A médica cubana Ramona Rodríguez diz temer represália por ter desertado do Programa Mais Médicos na segunda-feira passada.

“Tenho medo que me aconteça algo – que alguém de Cuba me faça algo, que me sequestrem, não sei”, afirma em entrevista por telefone, em Brasília.

Rodríguez, de 51 anos, diz também que sabia que sua decisão de abandonar o Mais Médicos, vitrine do governo de Dilma Rousseff – cairia “como uma bomba”.

“Virou mais do que isso (saúde pública), é algo político”, opina.

A médica, que é especialista em medicina integral geral, deixou seu posto de trabalho no Pará se sentir enganada por receber apenas uma fração do que receberiam profissionais do Mais Médicos vindos de outros países.

Ela alegar ganhar apenas US$ 400 por mês, além de US$ 600 que são depositados em sua conta em Cuba, e que o governo cubano ficaria com outros  US$ 3 mil do salário pago pelo governo brasileiro a Rodríguez.
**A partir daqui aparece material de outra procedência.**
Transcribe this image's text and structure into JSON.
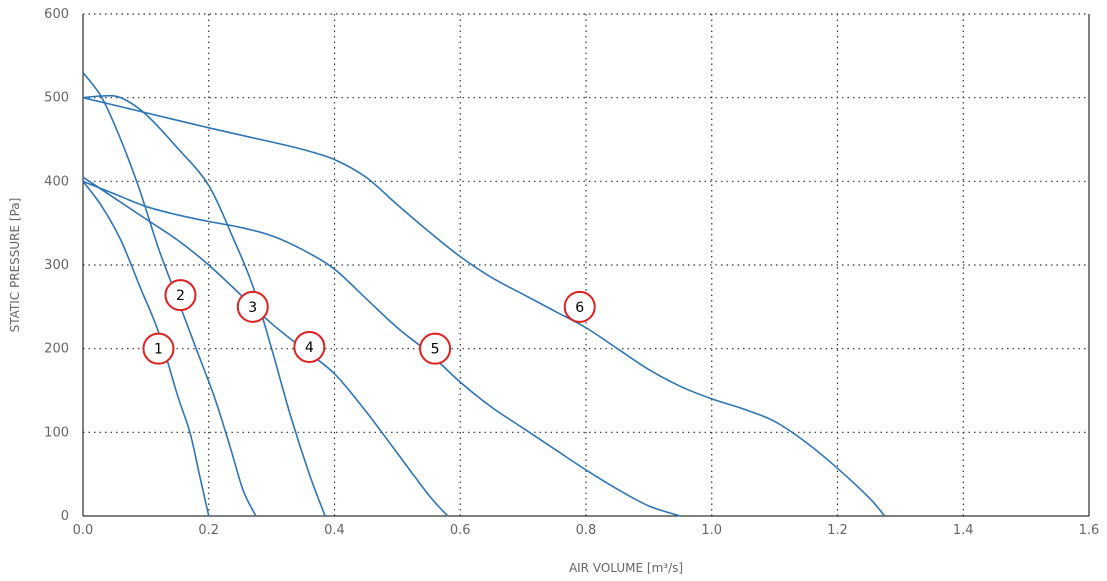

A Agência Brasil explica que os médicos cubanos atuam no Brasil em regime diferente dos que se inscreveram individualmente no Mais Médicos – via convênio do Ministério da Saúde brasileiro com a Organização Pan-Americana da Saúde (Opas), que recebe os repasses estatais e os encaminha ao governo cubano.

“Fiquei indignada”, diz Rodríguez. “Muitos médicos pensam como eu, que isso é um roubo do nosso dinheiro.”

Ela pediu asilo na Embaixada dos EUA em Brasília e pediu refúgio no Brasil, para regularizar sua estada no país enquanto seu pedido é processado por Washington.

Rodríguez afirma que seu desejo é emigrar aos EUA, mas caso não consiga está disposta a ficar no Brasil – onde a Associação Médica Brasileira, crítica ao Mais Médicos, ofereceu-lhe um emprego transitório.

‘Ativo político’

Para analistas, o episódio virou um caso delicado de política externa e doméstica para a presidente Dilma Rousseff, que tem o Mais Médicos como bandeira nas eleições de outubro.

“O que parecia ser um ativo político para ela na campanha pode se transformar em um problema político importante”, afirma Paulo Velasco, especialista em relações internacionais da Universidade Cândido Mendes.

Velasco diz acreditar que se Washington aceitar o pedido de asilo de Rodríguez, o episódio pode “complicar mais” a relação com o Brasil e estimular outros médicos cubanos a fazer o mesmo.

Mais de 7 mil médicos cubanos vieram ao Brasil para o programa, reforçando uma relação bilateral que prevê também o aumento do comércio entre Brasília e Havana.

O ministro da Saúde, Arthur Chioro, acusou na semana passada a oposição de explorar politicamente o caso de Rodríguez e “boicotar” o Mais Médicos. “Se dependesse da oposição, 22 milhões de brasileiros continuariam sem atendimento à saúde”, afirmou.